Indy starts out in Singapore trying to make a deal for a diamond, but that deal falls through.  The opening bit of the film is not very effective as it depends too much on slapstick and silly coincidences.  It also introduces us to the singer and this film’s love interest Willie Scott (Kate Capshaw) and Indy’s sidekick Short Round (Jonathan Ke Quan, who later stars as Data in The Goonies).

There is just no denying that Temple of Doom is several steps down from the Raiders of the Lost Ark, and that the film suffers from the portrayal of the Indian villains of the movie as bloodthirsty cultists and that this would be considered seriously racist these days.  Some people include Short Round in this mix, but I do not.  The young boy is one of the highlights of the film here, filling the young sidekick trope that these types of serials would have.  Short Round is shown as capable and heroic and I take nothing from the broken English.  I am sure that is how the actor spoke.  There are plenty of racist parts to Temple of Doom without adding Short round into the discussion.

And the relationship between Indy and Short Round feels real and sweet.  It feels as if they have been together for years and have grown into a close knit pair.  This, of course, begs the question of exactly what has happened to Short Round after this movie as there is no mention of him in Raiders of the Lost Ark or the remaining films.  Did Short Round meet with a terrible fate on an adventure?
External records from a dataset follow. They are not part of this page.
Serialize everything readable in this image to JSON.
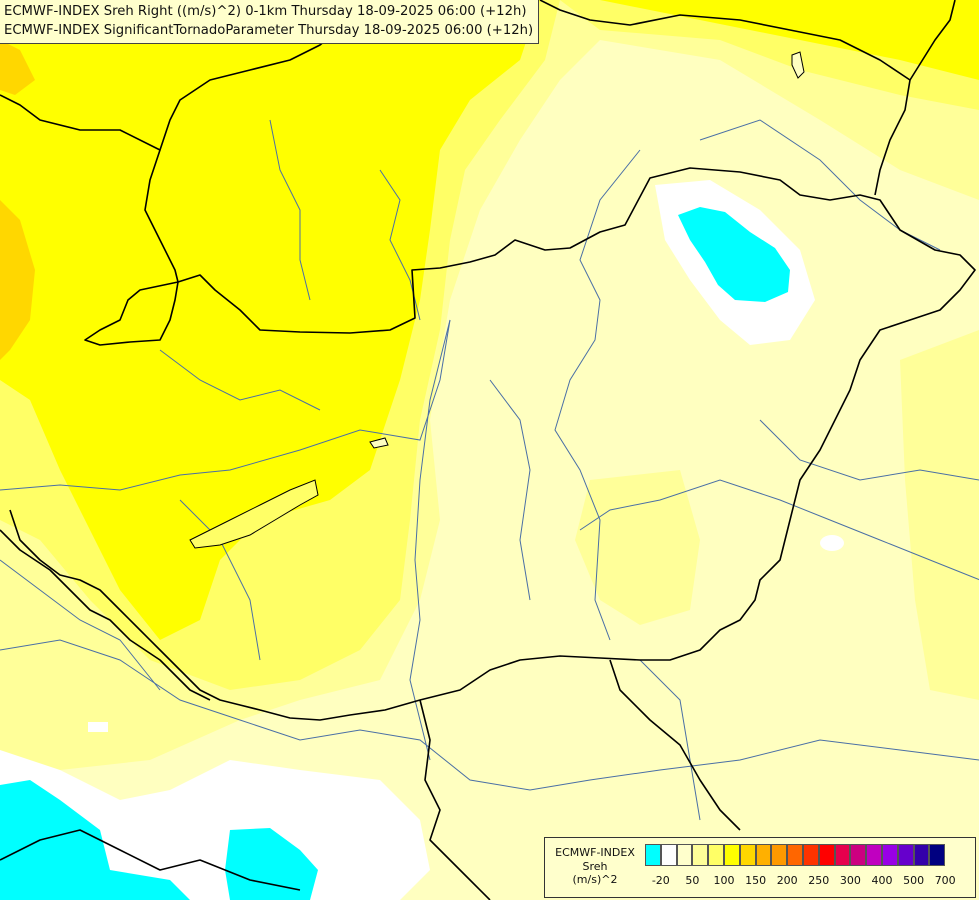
{
  "titles": {
    "line1": "ECMWF-INDEX Sreh Right ((m/s)^2) 0-1km Thursday 18-09-2025 06:00 (+12h)",
    "line2": "ECMWF-INDEX SignificantTornadoParameter Thursday 18-09-2025 06:00 (+12h)"
  },
  "legend": {
    "line1": "ECMWF-INDEX",
    "line2": "Sreh",
    "line3": "(m/s)^2",
    "ticks": [
      "-20",
      "50",
      "100",
      "150",
      "200",
      "250",
      "300",
      "400",
      "500",
      "700"
    ],
    "colors": [
      "#00ffff",
      "#ffffff",
      "#ffffcc",
      "#ffff99",
      "#ffff66",
      "#ffff00",
      "#ffd700",
      "#ffb000",
      "#ff9900",
      "#ff6600",
      "#ff3300",
      "#ff0000",
      "#e6004d",
      "#cc0080",
      "#c000c0",
      "#9900e6",
      "#6600cc",
      "#3300aa",
      "#000080"
    ]
  },
  "map_colors": {
    "cyan": "#00ffff",
    "white": "#ffffff",
    "very_pale": "#ffffcc",
    "pale": "#ffff99",
    "light": "#ffff66",
    "yellow": "#ffff00",
    "gold": "#ffd700",
    "border": "#000000",
    "river": "#4a6fa5"
  }
}
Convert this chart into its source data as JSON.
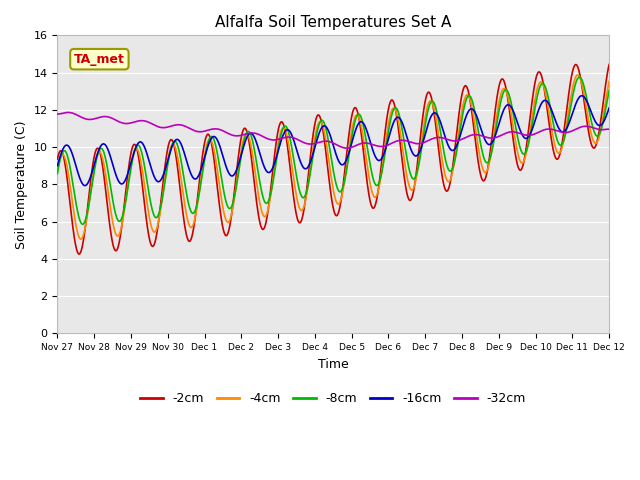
{
  "title": "Alfalfa Soil Temperatures Set A",
  "xlabel": "Time",
  "ylabel": "Soil Temperature (C)",
  "ylim": [
    0,
    16
  ],
  "yticks": [
    0,
    2,
    4,
    6,
    8,
    10,
    12,
    14,
    16
  ],
  "plot_bg_color": "#e8e8e8",
  "fig_bg_color": "#ffffff",
  "grid_color": "#ffffff",
  "lines": {
    "-2cm": {
      "color": "#cc0000",
      "lw": 1.2
    },
    "-4cm": {
      "color": "#ff8800",
      "lw": 1.2
    },
    "-8cm": {
      "color": "#00bb00",
      "lw": 1.2
    },
    "-16cm": {
      "color": "#0000cc",
      "lw": 1.2
    },
    "-32cm": {
      "color": "#bb00bb",
      "lw": 1.2
    }
  },
  "annotation": {
    "text": "TA_met",
    "fontsize": 9,
    "color": "#cc0000",
    "bg": "#ffffcc",
    "border_color": "#999900"
  },
  "legend_labels": [
    "-2cm",
    "-4cm",
    "-8cm",
    "-16cm",
    "-32cm"
  ],
  "legend_colors": [
    "#cc0000",
    "#ff8800",
    "#00bb00",
    "#0000cc",
    "#bb00bb"
  ],
  "xtick_labels": [
    "Nov 27",
    "Nov 28",
    "Nov 29",
    "Nov 30",
    "Dec 1",
    "Dec 2",
    "Dec 3",
    "Dec 4",
    "Dec 5",
    "Dec 6",
    "Dec 7",
    "Dec 8",
    "Dec 9",
    "Dec 10",
    "Dec 11",
    "Dec 12"
  ]
}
This falls into the category of white savior films as the white man arrives and saves the day for the Indian people, who apparently cannot do it for themselves.  And the mysticism of the film adds another component to the question of race relations.

That mysticism angle just does not work as well for Indiana Jones as does the adventure and swashbuckling action, which is why the action picks up drastically when the film gets away from the mystics and the mind controlling blood and features on a mineshaft chase scenes and a final confrontation on a rope bridge.  These moments feel like classic Indiana Jones and help elevate the remainder of this.

I was not a fan of Kate Capshaw and her role as Willie.  She was more annoying than anything else as the helpless, dumb blonde.  She was nowhere near Indy’s equal as Marion had been, and, had we seen Willie first, maybe we would have liked her more.

In the end, Temple of Doom is a good, but not great Indiana Jones movie.  They took away the parts that worked best for Indiana Jones and tried to add in a different kind of pulp story that was not as effective.  Still, Harrison Ford is always entertaining and Short Round was a fun and interesting addition (and way more than just a racial stereotype).